행렬의 로그를 계산하자

지수에 행렬을 올리거나, 행렬의 로그를 계산해보자.

여기의 내용은 [1]을 나름대로 재구성해 봤음. (사실 뭐 문제를 그냥 푼 것에 지나지 않지만-_-)

 


0. notation >

gl(n, C) is the set of n \times n matrices whose entries are complex numbers.
GL(n, C) is the subset of gl(n, C) whose determinant is not zero.
E denotes the identity matrix.

1. definition > matrix exponential, matrix logarithm

\displaystyle \exp A = E + A + \frac{A^2}{2!} + \cdots + \frac{A^n}{n!}+\cdots

\log A is a matrix X such that \exp X = A.

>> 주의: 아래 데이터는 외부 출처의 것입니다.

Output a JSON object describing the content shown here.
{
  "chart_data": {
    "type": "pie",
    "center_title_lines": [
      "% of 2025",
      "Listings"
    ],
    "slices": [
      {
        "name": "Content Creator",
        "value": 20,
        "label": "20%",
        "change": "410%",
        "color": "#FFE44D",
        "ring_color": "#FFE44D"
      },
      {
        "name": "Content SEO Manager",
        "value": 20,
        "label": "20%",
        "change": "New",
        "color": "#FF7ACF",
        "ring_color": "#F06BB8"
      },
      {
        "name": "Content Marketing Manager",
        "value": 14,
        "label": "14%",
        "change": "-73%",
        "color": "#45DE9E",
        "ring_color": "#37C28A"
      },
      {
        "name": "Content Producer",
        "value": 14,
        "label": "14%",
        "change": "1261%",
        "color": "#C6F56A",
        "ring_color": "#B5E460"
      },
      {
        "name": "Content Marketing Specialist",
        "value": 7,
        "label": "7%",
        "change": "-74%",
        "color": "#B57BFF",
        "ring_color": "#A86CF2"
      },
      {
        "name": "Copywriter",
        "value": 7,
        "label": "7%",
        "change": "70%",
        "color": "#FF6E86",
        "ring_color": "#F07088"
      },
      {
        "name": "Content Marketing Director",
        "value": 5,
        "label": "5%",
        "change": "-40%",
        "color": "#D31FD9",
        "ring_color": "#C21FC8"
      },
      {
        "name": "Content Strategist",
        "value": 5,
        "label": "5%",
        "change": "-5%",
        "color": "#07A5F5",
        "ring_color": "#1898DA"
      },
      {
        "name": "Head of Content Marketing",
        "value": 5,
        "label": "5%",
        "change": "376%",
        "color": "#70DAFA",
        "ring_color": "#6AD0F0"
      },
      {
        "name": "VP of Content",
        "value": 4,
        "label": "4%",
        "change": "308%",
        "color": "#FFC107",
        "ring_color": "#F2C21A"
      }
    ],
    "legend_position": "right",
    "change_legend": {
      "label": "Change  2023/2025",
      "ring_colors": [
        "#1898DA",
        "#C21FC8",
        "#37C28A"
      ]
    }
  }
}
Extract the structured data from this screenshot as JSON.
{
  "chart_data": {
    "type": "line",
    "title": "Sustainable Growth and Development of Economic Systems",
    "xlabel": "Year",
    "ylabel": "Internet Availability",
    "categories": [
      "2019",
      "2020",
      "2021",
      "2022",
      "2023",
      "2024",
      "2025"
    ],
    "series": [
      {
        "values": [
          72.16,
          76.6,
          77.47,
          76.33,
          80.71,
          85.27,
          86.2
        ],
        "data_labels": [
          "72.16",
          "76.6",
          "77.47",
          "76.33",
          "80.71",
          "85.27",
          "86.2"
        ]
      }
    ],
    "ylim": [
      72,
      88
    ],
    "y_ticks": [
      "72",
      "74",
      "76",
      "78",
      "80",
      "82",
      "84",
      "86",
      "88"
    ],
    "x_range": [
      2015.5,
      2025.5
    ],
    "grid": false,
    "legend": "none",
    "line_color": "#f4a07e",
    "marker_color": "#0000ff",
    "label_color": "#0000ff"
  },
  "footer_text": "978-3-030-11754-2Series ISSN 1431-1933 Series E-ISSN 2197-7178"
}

2. properties > properties of exp A

If B \in GL(n, C) , then B(\exp A)B^{-1} = \exp(BAB^{-1}). (easy)
If AB = BA , then \exp(A + B) = (\exp A)(\exp B). (easy)
\det(\exp A) = \exp(\mathrm{Tr} A).
(\because Determinent is product of eigenvalues and trace is sum of eigenvalues)
\therefore \exp A \in GL(n, C) for \forall A \in gl(n, C)
(\exp A)^{-1} = \exp(-A) . (easy)

3. example > calculation of exp A

Let A = \begin{bmatrix} 1&2\\3&4 \end{bmatrix}
The eigenvalues of A are 5, -2. The eignevectors of A are (1, 1), (4, -3).

Let Q = \begin{bmatrix} 1&4 \\ 1&-3 \end{bmatrix} and D = \begin{bmatrix} 5&0 \\ 0&-2 \end{bmatrix}

\therefore Q^{-1}AQ = D \to A = QDQ^{-1}

\exp A = \exp(QDQ^{-1}) = Q(\exp D)Q^{-1}.

Clearly, \exp D = \begin{bmatrix} e^5 & 0 \\ 0 & e^{-2} \end{bmatrix}

\therefore \displaystyle \exp A = \frac{1}{7} \begin{bmatrix} 3e^5 +4e^{-2} & 4e^5 - 4e^{-2} \\ 3e^5 - 3e^{-2} & 4e^5 + 3e^{-2} \end{bmatrix}

4. fact > Jordan canonical form

Every matrix in gl(n, C) is similar to some Jordan canonical matrix.

5. step 1 > log A

Since the upper fact, A is similar to Jordan canonical matrix. Let A = QJQ^{-1} where J is Jordan canonical matrix. Since \log A = Q(\log J)Q^{-1}, it is enough to find \exp J.

6. step 2 > log J

Let A_i be an Jordan block matrix of Jordan canonical matrix J . then

\log J = \begin{bmatrix} \log A_1 & & & \\ & \log A_2 & & \\ & & \cdots & \\ & & & \log A_s \end{bmatrix}

it is enough to find \log A_s where A_s is Jordan block matrix.

7. step 3 > log As

Write A_s as (\lambda E) N where the diagonal entries of N are 1’s. Let \lambda E = \exp X_1 , and N = \exp X_2 . Since X_1 is diagonal, X_1 X_2 = X_2 X_1 .
\therefore \exp(X_1 + X_2 ) = A_s . it is enough to find \log N .

8. step 4 > log N

Observe that since sufficiently high powers of the difference E - N vanishes, N has logarithm.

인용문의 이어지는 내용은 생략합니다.